“Invio delle armi all’esercito ucraino? Che sia un errore lo hanno spiegato i generali Marco Bertolini e Fabio Mini, che hanno avuto la franchezza di parlare al di là delle ipocrisie e delle retoriche e senza paura di passare per amici di Putin. Qui ormai sembra un derby: sembra che chi dice qualcosa fuori dal coro sia un amico di Putin”. Sono le parole del direttore de Il Fatto Quotidiano, Marco Travaglio, che, nel corso di “Otto e mezzo” (La7), spiega: “Non è mai successo che si derogasse alla legge che vieta l’esportazione di armi a Paesi non alleati. Addirittura i nostri amici somali ci hanno chiesto armi per combattere l’Isis e non le abbiamo mandate. Io non sono contrario all’invio delle armi, anzi ritengo che sia legittimo in certi casi estremi per sostenere l’autodifesa dei popoli, quale sicuramente è la resistenza ucraina contro l’aggressore russo. Bisogna però vedere cosa succede dal dire al fare”.
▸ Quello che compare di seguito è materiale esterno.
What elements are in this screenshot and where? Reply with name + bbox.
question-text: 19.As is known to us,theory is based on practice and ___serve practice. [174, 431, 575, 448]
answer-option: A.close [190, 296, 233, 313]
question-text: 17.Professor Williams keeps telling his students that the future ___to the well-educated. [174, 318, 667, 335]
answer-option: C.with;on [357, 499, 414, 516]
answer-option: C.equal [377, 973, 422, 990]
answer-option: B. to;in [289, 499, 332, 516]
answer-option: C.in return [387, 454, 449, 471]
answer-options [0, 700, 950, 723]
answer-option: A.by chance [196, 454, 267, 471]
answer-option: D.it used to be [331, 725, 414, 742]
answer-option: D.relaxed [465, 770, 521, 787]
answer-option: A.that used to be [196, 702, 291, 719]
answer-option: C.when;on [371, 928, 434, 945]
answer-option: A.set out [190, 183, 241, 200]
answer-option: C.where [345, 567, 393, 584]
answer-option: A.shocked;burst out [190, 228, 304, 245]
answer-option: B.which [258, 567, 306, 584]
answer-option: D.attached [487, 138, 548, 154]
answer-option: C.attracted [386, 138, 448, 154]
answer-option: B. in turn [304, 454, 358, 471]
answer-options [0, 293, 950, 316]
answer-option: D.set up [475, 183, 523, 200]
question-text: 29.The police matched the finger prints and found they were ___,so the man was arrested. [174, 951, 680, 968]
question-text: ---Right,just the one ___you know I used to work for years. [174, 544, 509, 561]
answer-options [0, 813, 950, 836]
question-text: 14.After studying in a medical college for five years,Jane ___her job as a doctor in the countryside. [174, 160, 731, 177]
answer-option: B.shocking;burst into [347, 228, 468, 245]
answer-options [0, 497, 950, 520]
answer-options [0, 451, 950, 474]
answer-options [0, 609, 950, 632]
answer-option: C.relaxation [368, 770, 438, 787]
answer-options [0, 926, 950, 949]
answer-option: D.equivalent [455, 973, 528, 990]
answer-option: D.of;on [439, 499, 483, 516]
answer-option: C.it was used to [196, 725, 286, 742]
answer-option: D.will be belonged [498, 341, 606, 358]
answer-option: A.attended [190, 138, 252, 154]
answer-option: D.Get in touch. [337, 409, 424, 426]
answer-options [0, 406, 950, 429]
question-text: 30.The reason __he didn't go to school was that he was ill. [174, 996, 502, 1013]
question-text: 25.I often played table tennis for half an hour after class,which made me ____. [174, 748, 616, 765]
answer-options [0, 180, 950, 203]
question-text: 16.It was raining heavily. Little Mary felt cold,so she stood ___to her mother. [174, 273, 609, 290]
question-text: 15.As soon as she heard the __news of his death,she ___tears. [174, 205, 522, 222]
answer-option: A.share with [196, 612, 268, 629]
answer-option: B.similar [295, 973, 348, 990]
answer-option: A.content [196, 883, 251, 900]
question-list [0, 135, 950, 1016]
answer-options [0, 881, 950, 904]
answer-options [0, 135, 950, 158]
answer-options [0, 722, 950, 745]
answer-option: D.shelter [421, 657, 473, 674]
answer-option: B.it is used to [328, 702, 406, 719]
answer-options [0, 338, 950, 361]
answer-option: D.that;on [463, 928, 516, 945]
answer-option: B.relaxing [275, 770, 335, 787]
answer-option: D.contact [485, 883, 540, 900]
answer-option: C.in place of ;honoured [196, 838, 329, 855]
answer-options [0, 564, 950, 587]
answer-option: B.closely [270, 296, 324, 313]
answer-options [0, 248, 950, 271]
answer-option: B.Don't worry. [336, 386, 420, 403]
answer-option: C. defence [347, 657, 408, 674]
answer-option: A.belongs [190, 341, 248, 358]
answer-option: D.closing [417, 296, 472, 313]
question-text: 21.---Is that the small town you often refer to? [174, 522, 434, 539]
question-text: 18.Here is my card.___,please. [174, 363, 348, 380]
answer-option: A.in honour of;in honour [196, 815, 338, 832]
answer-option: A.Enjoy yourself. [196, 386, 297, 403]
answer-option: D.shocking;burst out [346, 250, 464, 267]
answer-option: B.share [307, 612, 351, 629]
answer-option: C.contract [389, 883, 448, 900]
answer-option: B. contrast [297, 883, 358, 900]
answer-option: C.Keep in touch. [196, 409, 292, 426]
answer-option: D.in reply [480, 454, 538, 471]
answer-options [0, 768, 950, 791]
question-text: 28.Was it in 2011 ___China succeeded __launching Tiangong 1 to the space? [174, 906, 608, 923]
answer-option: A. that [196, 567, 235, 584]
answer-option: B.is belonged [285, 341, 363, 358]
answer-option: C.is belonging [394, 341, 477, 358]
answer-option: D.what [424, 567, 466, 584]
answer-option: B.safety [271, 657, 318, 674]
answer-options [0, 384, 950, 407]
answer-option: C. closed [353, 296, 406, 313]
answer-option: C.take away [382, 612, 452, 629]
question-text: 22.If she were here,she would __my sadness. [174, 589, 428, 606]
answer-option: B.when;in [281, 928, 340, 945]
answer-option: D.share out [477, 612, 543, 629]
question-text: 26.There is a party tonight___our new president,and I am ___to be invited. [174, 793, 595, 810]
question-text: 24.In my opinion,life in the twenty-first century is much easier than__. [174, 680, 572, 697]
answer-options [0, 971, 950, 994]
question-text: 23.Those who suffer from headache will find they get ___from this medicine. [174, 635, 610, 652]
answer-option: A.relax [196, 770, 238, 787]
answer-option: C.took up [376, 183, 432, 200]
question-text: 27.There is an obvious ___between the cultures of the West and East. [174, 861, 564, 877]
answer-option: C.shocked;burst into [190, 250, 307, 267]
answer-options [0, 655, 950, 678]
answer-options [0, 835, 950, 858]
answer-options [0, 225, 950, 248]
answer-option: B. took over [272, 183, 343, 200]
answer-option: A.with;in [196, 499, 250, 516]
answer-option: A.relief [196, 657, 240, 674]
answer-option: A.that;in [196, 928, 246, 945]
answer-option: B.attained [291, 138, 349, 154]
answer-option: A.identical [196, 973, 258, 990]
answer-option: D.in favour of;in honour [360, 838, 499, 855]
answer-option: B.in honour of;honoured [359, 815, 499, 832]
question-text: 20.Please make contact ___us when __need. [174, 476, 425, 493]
E aggiunge: “Abbiamo scoperto che per far entrare le armi in Ucraina dobbiamo usare milizie di contractor, cioè di mercenari, che a loro volta ne trattengono una parte. In passato abbiamo visto nostre armi utilizzate da milizie che poi hanno cominciato a sparare contro di noi. L’ultimo caso clamoroso è quello degli afghani, che quando resistevano contro i russi erano dei benemeriti mujaheddin. Poi, quando hanno cominciato a resistere alla nostra invasione, sono diventati dei tagliagole talebani”.
Travaglio chiosa: ” Bisogna dire la verità anche ai nostri amici ucraini che resistono: tutti ci auguriamo che questa guerra finisca con una loro vittoria e che riescano a cacciare i russi, però sappiamo anche che i rapporti di forza sono sproporzionati. Sappiamo anche che l’unica speranza per garantire che questa guerra faccia il minor numero possibile di vittime e costi anche in termini territoriali il prezzo minore alla sovranità dell’Ucraina è che duri poco. Io ho l’impressione che mandare armi significhi semplicemente allungare un’agonia e arrivare ai negoziati di pace, quando resterà ben poco da negoziare”.